How come some equations can't be solved for an exact answer?

[mathwonk]

let me pose a simple question. do you think pi has an exact value? if so, what is it?let me make it easier for you, what is the exact value of sqrt(2)?

if you think about it you may realize I am trying to discern what is your definition of the phrase "exact answer".

by the way matt, i understand that you are busy, but i still convey to you the fact that many people including me miss you here a great deal, and there is a whole, thread called "where is matt grime?!"

 

[LukeD]

As to this exact question, I don't know if there is any "simple formula" that would be close to what you mean, but sometimes there are.

For instance, for pi, there is
<br /> \pi=3 + \cfrac{1}{6 + \cfrac{9}{6 + \cfrac{25}{6 + \cfrac{49}{6 + \cfrac{81}{6 + \cfrac{121}{\ddots\,}}}}}}<br />(taken from Wikipedia's article on continued fractions)

The functions in the formula you're asking about having an exact solution do have nice formulas of the sort you want, so it might be that your question might have a formula of that sort.

However, in general, no one knows if there is a "nice formula" for your problem. And really, the only reason for that is because either no one has yet figured one out or no one has been trying to find one. I don't know if it's the case that every real number will be able to written in some nice formula though.

 

[CGUE]

To 500 places:
0.3354180323849400594578624117492548397118513151006308650233458056997707969
93488867326823297805099655941760946007417735305449140296885174971232582467743747
67817725202600726615999809586989494215709825435975337739655562116739626518112856
23055310151600910291959720327473494910708608367675240373868492976882512228069498
07934021595150112613380719098738548853419012578533010207808040687825471704745279
60925128393175327764000215850832461166054705141754704841341722301915669142357206
871814814939461336135943871

Haha win, don't we all love Mathematics Computing Packages ?
(Or Biological geniuses by a slim chance if you calculated that in your head?)

Maple 11 output:

>Digits:=500;

Digits := 500

> fsolve(2*x+sin(x)=1);

0.33541803238494005945786241174925483971185131510063086502334580\
5699770796993488867326823297805099655941760946007417735305\
4491402968851749712325824677437476781772520260072661599980\
9586989494215709825435975337739655562116739626518112856230\
5531015160091029195972032747349491070860836767524037386849\
2976882512228069498079340215951501126133807190987385488534\
1901257853301020780804068782547170474527960925128393175327\
7640002158508324611660547051417547048413417223019156691423\
57206871814814939461336135943871

I should have asked my friend to go solve an equation like this in a computing package like this instead of asking me in the middle of a lecture.

 

[CRGreathouse]

However, in general, no one knows if there is a "nice formula" for your problem.

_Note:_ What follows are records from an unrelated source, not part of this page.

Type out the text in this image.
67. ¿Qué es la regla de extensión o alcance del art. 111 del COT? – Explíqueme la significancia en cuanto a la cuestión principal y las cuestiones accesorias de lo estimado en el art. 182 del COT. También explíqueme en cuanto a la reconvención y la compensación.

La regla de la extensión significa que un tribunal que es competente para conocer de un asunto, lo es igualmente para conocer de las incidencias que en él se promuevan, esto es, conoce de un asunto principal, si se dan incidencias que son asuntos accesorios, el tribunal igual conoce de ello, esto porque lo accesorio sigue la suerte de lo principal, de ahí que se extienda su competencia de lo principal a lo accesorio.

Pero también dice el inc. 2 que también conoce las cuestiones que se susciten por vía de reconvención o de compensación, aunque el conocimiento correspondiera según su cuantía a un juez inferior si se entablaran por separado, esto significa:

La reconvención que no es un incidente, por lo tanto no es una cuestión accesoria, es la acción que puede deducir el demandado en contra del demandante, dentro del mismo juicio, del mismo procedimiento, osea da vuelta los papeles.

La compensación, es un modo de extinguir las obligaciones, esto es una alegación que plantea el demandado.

And really, the only reason for that is because either no one has yet figured one out or no one has been trying to find one. I don't know if it's the case that every real number will be able to written in some nice formula though.

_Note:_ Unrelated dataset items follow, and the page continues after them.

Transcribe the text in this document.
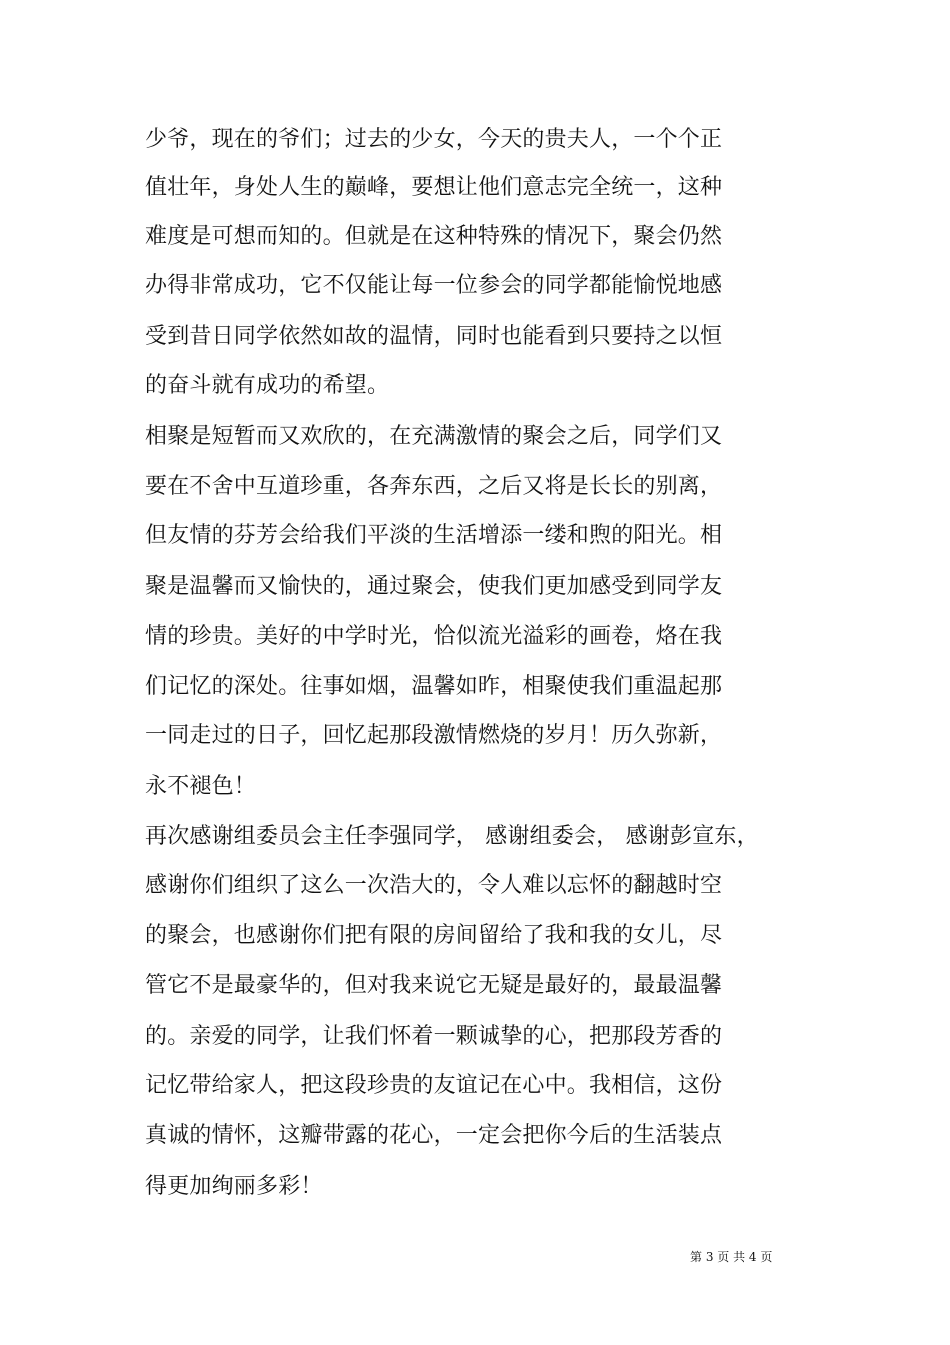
少爷，现在的爷们；过去的少女，今天的贵夫人，一个个正
值壮年，身处人生的巅峰，要想让他们意志完全统一，这种
难度是可想而知的。但就是在这种特殊的情况下，聚会仍然
办得非常成功，它不仅能让每一位参会的同学都能愉悦地感
受到昔日同学依然如故的温情，同时也能看到只要持之以恒
的奋斗就有成功的希望。
相聚是短暂而又欢欣的，在充满激情的聚会之后，同学们又
要在不舍中互道珍重，各奔东西，之后又将是长长的别离，
但友情的芬芳会给我们平淡的生活增添一缕和煦的阳光。相
聚是温馨而又愉快的，通过聚会，使我们更加感受到同学友
情的珍贵。美好的中学时光，恰似流光溢彩的画卷，烙在我
们记忆的深处。往事如烟，温馨如昨，相聚使我们重温起那
一同走过的日子，回忆起那段激情燃烧的岁月！历久弥新，
永不褪色！
再次感谢组委员会主任李强同学， 感谢组委会， 感谢彭宣东，
感谢你们组织了这么一次浩大的，令人难以忘怀的翻越时空
的聚会，也感谢你们把有限的房间留给了我和我的女儿，尽
管它不是最豪华的，但对我来说它无疑是最好的，最最温馨
的。亲爱的同学，让我们怀着一颗诚挚的心，把那段芳香的
记忆带给家人，把这段珍贵的友谊记在心中。我相信，这份
真诚的情怀，这瓣带露的花心，一定会把你今后的生活装点
得更加绚丽多彩！
第 3 页 共 4 页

It's awfully hard to determine if there's a nice formula without a working definition for "nice formula". :)

But a simple counting argument will show that almost all real numbers have no formula, where for a given finite set of symbols (0, 1, +, -, *, /, etc.) a "formula" is some subset of the finite strings of those symbols.

 

[CRGreathouse]

Haha win, don't we all love Mathematics Computing Packages?

Yep. This one was a custom implementation of the secant method in Pari (v. 2.4.2; won't work in 2.3.x unless you remove ff from the variable list and predefine it):

secant_root(ff, first, second)={
	local(ff1, ff2, oldfirst, ep);
	ff2 = ff(second);
	ep = 2 * eps();
	while (abs(first - second) > ep,
		ff1 = ff(first);
		oldfirst = first;
		first = first - (first - second) / (ff1 - ff2) * ff1;
		second = oldfirst;
		ff2 = ff1;
	);
	first
}

\\ 2 ^ -(decimal_precision * log(10)/log (2) / 32) * 32 - 1)
eps()={
	precision(2. >> (32 * ceil(precision(1.) * 0.103810252965230073370947482171543443)), 9)
}

I also have bisection, Newton's method, and Halley's method, but these are slower for this problem (and probably slower is most cases). Higher-order convergence isn't all it's cracked up to be when it means you need to calculate more functions!

 

[mathwonk]

NOW THAT YOU have defined an exact answer as a limit of a nice sequence, we ought to take a vote on how many think the usually convergent sequence arising from Newton's method is nice enough to qualify.